The Noras and The Khamtis


 M.Martin: History, Topography, Antiquities, &c. of Eastern India,
vol. III, 1838.

     West from the Chingpho, and bounding on the south with Assam, is the country of Nora, which belongs to the descendants of Khunlai, brother of Khuntai, first king of Assam. The language and customs of the people of Nora are the same with those which formerly prevailed among the proper Assames; and between the two people there is still a constant friendly intercourse; and many natives of Nora are always to be found at the court of Jorhat.

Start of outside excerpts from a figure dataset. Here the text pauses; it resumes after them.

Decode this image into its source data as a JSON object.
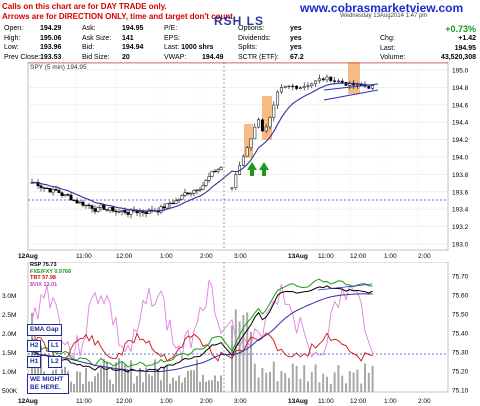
{
  "note_lines": [
    "Calls on this chart are for DAY TRADE only.",
    "Arrows are for DIRECTION ONLY, time and target don't count."
  ],
  "site": "www.cobrasmarketview.com",
  "ticker_title": "RSH LS",
  "date_header": "Wednesday 13Aug2014 1:47 pm",
  "quote": {
    "open": {
      "label": "Open:",
      "value": "194.29"
    },
    "high": {
      "label": "High:",
      "value": "195.06"
    },
    "low": {
      "label": "Low:",
      "value": "193.96"
    },
    "prev_close": {
      "label": "Prev Close:",
      "value": "193.53"
    },
    "ask": {
      "label": "Ask:",
      "value": "194.95"
    },
    "ask_size": {
      "label": "Ask Size:",
      "value": "141"
    },
    "bid": {
      "label": "Bid:",
      "value": "194.94"
    },
    "bid_size": {
      "label": "Bid Size:",
      "value": "20"
    },
    "pe": {
      "label": "P/E:",
      "value": ""
    },
    "eps": {
      "label": "EPS:",
      "value": ""
    },
    "last": {
      "label": "Last:",
      "value": "1000 shrs"
    },
    "vwap": {
      "label": "VWAP:",
      "value": "194.49"
    },
    "options": {
      "label": "Options:",
      "value": "yes"
    },
    "dividends": {
      "label": "Dividends:",
      "value": "yes"
    },
    "splits": {
      "label": "Splits:",
      "value": "yes"
    },
    "sctr": {
      "label": "SCTR (ETF):",
      "value": "67.2"
    },
    "pct": {
      "label": "",
      "value": "+0.73%"
    },
    "chg": {
      "label": "Chg:",
      "value": "+1.42"
    },
    "last_price": {
      "label": "Last:",
      "value": "194.95"
    },
    "volume": {
      "label": "Volume:",
      "value": "43,520,308"
    }
  },
  "price_legend": "SPY (5 min) 194.95",
  "price_axis": [
    "195.0",
    "194.8",
    "194.6",
    "194.4",
    "194.2",
    "194.0",
    "193.8",
    "193.6",
    "193.4",
    "193.2",
    "193.0"
  ],
  "time_axis_top": [
    "12Aug",
    "11:00",
    "12:00",
    "1:00",
    "2:00",
    "3:00",
    "13Aug",
    "11:00",
    "12:00",
    "1:00",
    "2:00",
    "3:00"
  ],
  "time_axis_bottom": [
    "12Aug",
    "11:00",
    "12:00",
    "1:00",
    "2:00",
    "3:00",
    "13Aug",
    "11:00",
    "12:00",
    "1:00",
    "2:00",
    "3:00"
  ],
  "lower_legend": [
    {
      "text": "RSP 75.73",
      "color": "#000000"
    },
    {
      "text": "FXE/FXY 0.9766",
      "color": "#1b9a1b"
    },
    {
      "text": "TBT 57.98",
      "color": "#d01010"
    },
    {
      "text": "$VIX 13.01",
      "color": "#c040c0"
    }
  ],
  "lower_axis": [
    "75.70",
    "75.60",
    "75.50",
    "75.40",
    "75.30",
    "75.20",
    "75.10"
  ],
  "volume_axis": [
    "3.0M",
    "2.5M",
    "2.0M",
    "1.5M",
    "1.0M",
    "500K"
  ],
  "annotations": [
    "EMA Gap",
    "H2",
    "L1",
    "H1",
    "L2",
    "WE MIGHT BE HERE."
  ],
  "colors": {
    "site": "#1b2bd0",
    "title": "#2a3aa0",
    "note": "#d40000",
    "ema": "#3030a0",
    "green": "#1b9a1b",
    "red": "#d01010",
    "box": "#f5a050"
  }
}
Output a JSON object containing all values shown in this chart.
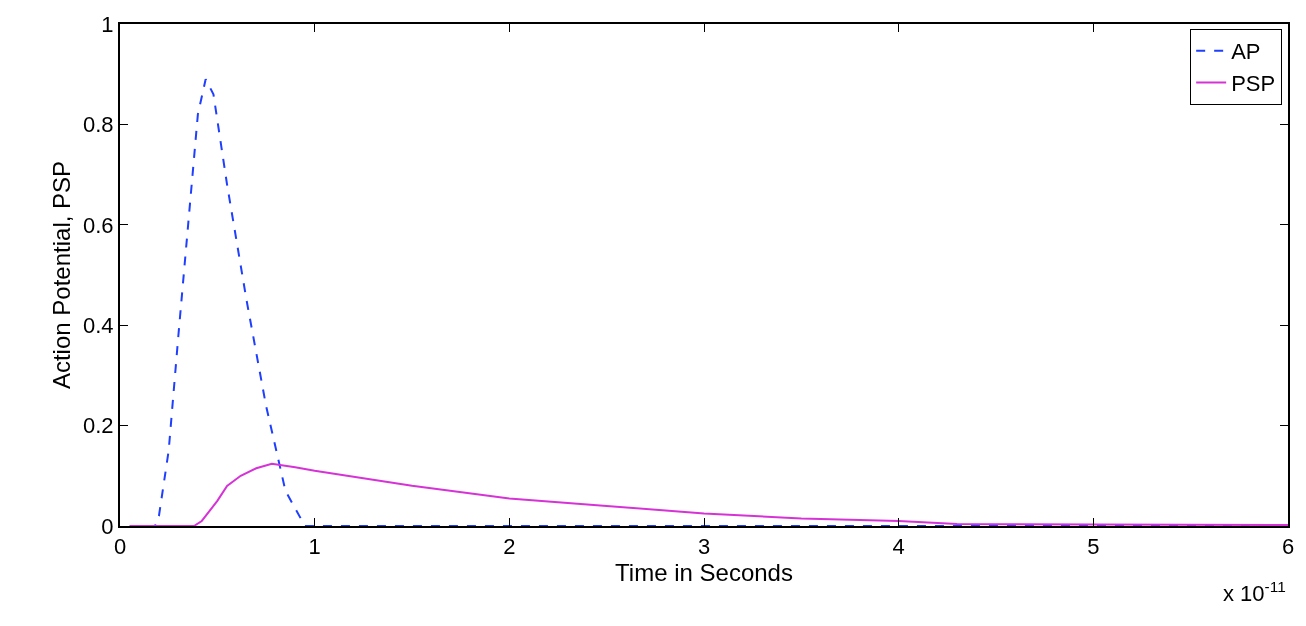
{
  "chart_data": {
    "type": "line",
    "xlabel": "Time in Seconds",
    "ylabel": "Action Potential, PSP",
    "xlim": [
      0,
      6
    ],
    "xticks": [
      0,
      1,
      2,
      3,
      4,
      5,
      6
    ],
    "ylim": [
      0,
      1
    ],
    "yticks": [
      0,
      0.2,
      0.4,
      0.6,
      0.8,
      1
    ],
    "legend": "top right",
    "marker": "none",
    "annotations": [
      "x 10$^{-11}$"
    ],
    "series": [
      {
        "name": "AP",
        "color": "#1f3fff",
        "line_style": "dashed",
        "x": [
          0.05,
          0.18,
          0.2,
          0.25,
          0.3,
          0.35,
          0.4,
          0.44,
          0.48,
          0.55,
          0.65,
          0.75,
          0.85,
          0.95,
          6
        ],
        "values": [
          0,
          0,
          0.02,
          0.15,
          0.38,
          0.6,
          0.82,
          0.89,
          0.86,
          0.68,
          0.45,
          0.24,
          0.07,
          0,
          0
        ]
      },
      {
        "name": "PSP",
        "color": "#d633d6",
        "line_style": "solid",
        "x": [
          0.05,
          0.38,
          0.42,
          0.5,
          0.55,
          0.62,
          0.7,
          0.78,
          0.9,
          1,
          1.5,
          2,
          2.5,
          3,
          3.5,
          4,
          4.3,
          5,
          6
        ],
        "values": [
          0,
          0,
          0.01,
          0.05,
          0.08,
          0.1,
          0.115,
          0.124,
          0.117,
          0.11,
          0.08,
          0.055,
          0.04,
          0.025,
          0.015,
          0.01,
          0.004,
          0.003,
          0.002
        ]
      }
    ]
  }
}
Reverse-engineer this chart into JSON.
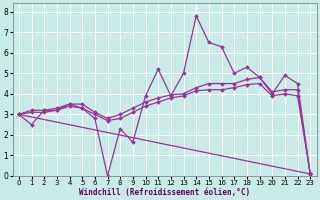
{
  "xlabel": "Windchill (Refroidissement éolien,°C)",
  "xlim": [
    -0.5,
    23.5
  ],
  "ylim": [
    0,
    8.4
  ],
  "xticks": [
    0,
    1,
    2,
    3,
    4,
    5,
    6,
    7,
    8,
    9,
    10,
    11,
    12,
    13,
    14,
    15,
    16,
    17,
    18,
    19,
    20,
    21,
    22,
    23
  ],
  "yticks": [
    0,
    1,
    2,
    3,
    4,
    5,
    6,
    7,
    8
  ],
  "bg_color": "#c8ebe8",
  "line_color": "#993399",
  "grid_color": "#ffffff",
  "line1_x": [
    0,
    1,
    2,
    3,
    4,
    5,
    6,
    7,
    8,
    9,
    10,
    11,
    12,
    13,
    14,
    15,
    16,
    17,
    18,
    19,
    20,
    21,
    22,
    23
  ],
  "line1_y": [
    3.0,
    2.5,
    3.2,
    3.2,
    3.5,
    3.3,
    2.8,
    0.0,
    2.3,
    1.65,
    3.9,
    5.2,
    3.9,
    5.0,
    7.8,
    6.5,
    6.3,
    5.0,
    5.3,
    4.8,
    4.0,
    4.9,
    4.5,
    0.1
  ],
  "line2_x": [
    0,
    1,
    2,
    3,
    4,
    5,
    6,
    7,
    8,
    9,
    10,
    11,
    12,
    13,
    14,
    15,
    16,
    17,
    18,
    19,
    20,
    21,
    22,
    23
  ],
  "line2_y": [
    3.0,
    3.2,
    3.2,
    3.3,
    3.5,
    3.5,
    3.1,
    2.8,
    3.0,
    3.3,
    3.6,
    3.8,
    3.95,
    4.0,
    4.3,
    4.5,
    4.5,
    4.5,
    4.7,
    4.8,
    4.1,
    4.2,
    4.2,
    0.1
  ],
  "line3_x": [
    0,
    1,
    2,
    3,
    4,
    5,
    6,
    7,
    8,
    9,
    10,
    11,
    12,
    13,
    14,
    15,
    16,
    17,
    18,
    19,
    20,
    21,
    22,
    23
  ],
  "line3_y": [
    3.0,
    3.1,
    3.1,
    3.2,
    3.4,
    3.3,
    3.0,
    2.7,
    2.8,
    3.1,
    3.4,
    3.6,
    3.8,
    3.9,
    4.15,
    4.2,
    4.2,
    4.3,
    4.45,
    4.5,
    3.9,
    4.0,
    3.9,
    0.15
  ],
  "line4_x": [
    0,
    23
  ],
  "line4_y": [
    3.0,
    0.1
  ]
}
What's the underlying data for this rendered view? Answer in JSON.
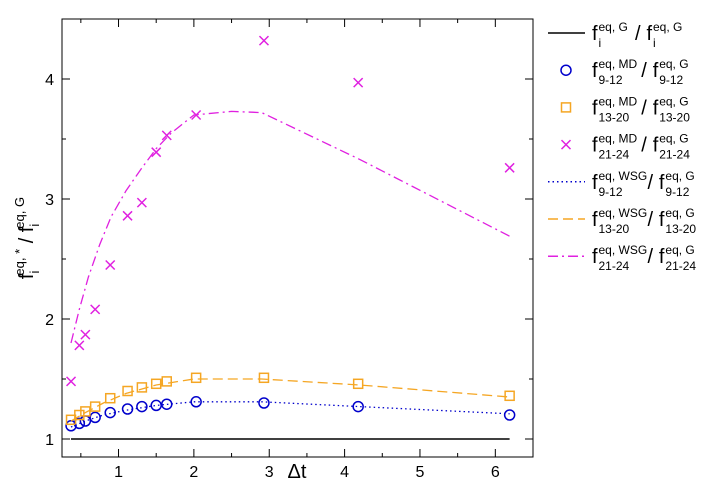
{
  "chart_data": {
    "type": "scatter",
    "xlabel": "Δt",
    "ylabel": {
      "base": "f",
      "sub": "i",
      "sup": "eq, *",
      "sep": " / ",
      "base2": "f",
      "sub2": "i",
      "sup2": "eq, G"
    },
    "xlim": [
      0.25,
      6.5
    ],
    "ylim": [
      0.85,
      4.5
    ],
    "xticks": [
      "1",
      "2",
      "3",
      "4",
      "5",
      "6"
    ],
    "xtick_values": [
      1,
      2,
      3,
      4,
      5,
      6
    ],
    "yticks": [
      "1",
      "2",
      "3",
      "4"
    ],
    "ytick_values": [
      1,
      2,
      3,
      4
    ],
    "legend_position": "right-outside",
    "series": [
      {
        "style": "line-solid",
        "color": "#000000",
        "label": {
          "num_sup": "eq, G",
          "num_sub": "i",
          "den_sup": "eq, G",
          "den_sub": "i"
        },
        "x": [
          0.37,
          6.19
        ],
        "y": [
          1.0,
          1.0
        ]
      },
      {
        "style": "circle",
        "color": "#0000cc",
        "label": {
          "num_sup": "eq, MD",
          "num_sub": "9-12",
          "den_sup": "eq, G",
          "den_sub": "9-12"
        },
        "x": [
          0.37,
          0.48,
          0.56,
          0.69,
          0.89,
          1.12,
          1.31,
          1.5,
          1.64,
          2.03,
          2.93,
          4.18,
          6.19
        ],
        "y": [
          1.11,
          1.13,
          1.15,
          1.18,
          1.22,
          1.25,
          1.27,
          1.28,
          1.29,
          1.31,
          1.3,
          1.27,
          1.2
        ]
      },
      {
        "style": "square",
        "color": "#f5a623",
        "label": {
          "num_sup": "eq, MD",
          "num_sub": "13-20",
          "den_sup": "eq, G",
          "den_sub": "13-20"
        },
        "x": [
          0.37,
          0.48,
          0.56,
          0.69,
          0.89,
          1.12,
          1.31,
          1.5,
          1.64,
          2.03,
          2.93,
          4.18,
          6.19
        ],
        "y": [
          1.16,
          1.2,
          1.23,
          1.27,
          1.34,
          1.4,
          1.43,
          1.46,
          1.48,
          1.51,
          1.51,
          1.46,
          1.36
        ]
      },
      {
        "style": "cross",
        "color": "#e020e0",
        "label": {
          "num_sup": "eq, MD",
          "num_sub": "21-24",
          "den_sup": "eq, G",
          "den_sub": "21-24"
        },
        "x": [
          0.37,
          0.48,
          0.56,
          0.69,
          0.89,
          1.12,
          1.31,
          1.5,
          1.64,
          2.03,
          2.93,
          4.18,
          6.19
        ],
        "y": [
          1.48,
          1.78,
          1.87,
          2.08,
          2.45,
          2.86,
          2.97,
          3.39,
          3.53,
          3.7,
          4.32,
          3.97,
          3.26
        ]
      },
      {
        "style": "line-dotted",
        "color": "#0000cc",
        "label": {
          "num_sup": "eq, WSG",
          "num_sub": "9-12",
          "den_sup": "eq, G",
          "den_sub": "9-12"
        },
        "x": [
          0.37,
          0.56,
          0.8,
          1.1,
          1.5,
          2.0,
          2.9,
          4.2,
          6.19
        ],
        "y": [
          1.1,
          1.15,
          1.2,
          1.24,
          1.28,
          1.31,
          1.31,
          1.27,
          1.21
        ]
      },
      {
        "style": "line-dashed",
        "color": "#f5a623",
        "label": {
          "num_sup": "eq, WSG",
          "num_sub": "13-20",
          "den_sup": "eq, G",
          "den_sub": "13-20"
        },
        "x": [
          0.37,
          0.56,
          0.8,
          1.1,
          1.5,
          2.0,
          2.9,
          4.2,
          6.19
        ],
        "y": [
          1.15,
          1.22,
          1.3,
          1.38,
          1.45,
          1.5,
          1.5,
          1.45,
          1.35
        ]
      },
      {
        "style": "line-dashdot",
        "color": "#e020e0",
        "label": {
          "num_sup": "eq, WSG",
          "num_sub": "21-24",
          "den_sup": "eq, G",
          "den_sub": "21-24"
        },
        "x": [
          0.37,
          0.48,
          0.6,
          0.75,
          0.9,
          1.1,
          1.3,
          1.5,
          1.7,
          2.0,
          2.5,
          2.9,
          4.2,
          6.19
        ],
        "y": [
          1.8,
          2.08,
          2.35,
          2.62,
          2.85,
          3.07,
          3.25,
          3.42,
          3.55,
          3.7,
          3.73,
          3.72,
          3.33,
          2.69
        ]
      }
    ]
  }
}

     West from Nora, and nearly south from Jorhat, the territory of Assam in bounded by that of Khamti king, which is rather a plain country, but much overgrown with woods. The inhabitants are reckoned expert workmen in iron and timber, and their manners are nearly the same with those who prevail in Nora. Until lately the king was entirely independent, and a very friendly intercourse subsisted between his subjects and the Assamse. On the death of Gaurinath king of Assam, the Bura Gohain invited the king of Khamti to an interview, under pretence of treating with him for the succession to the throne of Jorhat; for it must be observed, that the right of all the descendants of Godadhar to the succession is doubtful, as his birth was illegitimate. During the interview the unwary king was seized and put in confinement, and the Assamese took possession of the greater part of Khamti. The nephew of the captive prince, however in 1808 was still able to act on the defensive, and harassed the Assamese with a band of faithful adherents. The Bura Gohain was then said to be preparing a force in order to reduce the country to entire obedience; but whether or not this force proceeded in the beginning of 1809, or what has been the result, i have not learned.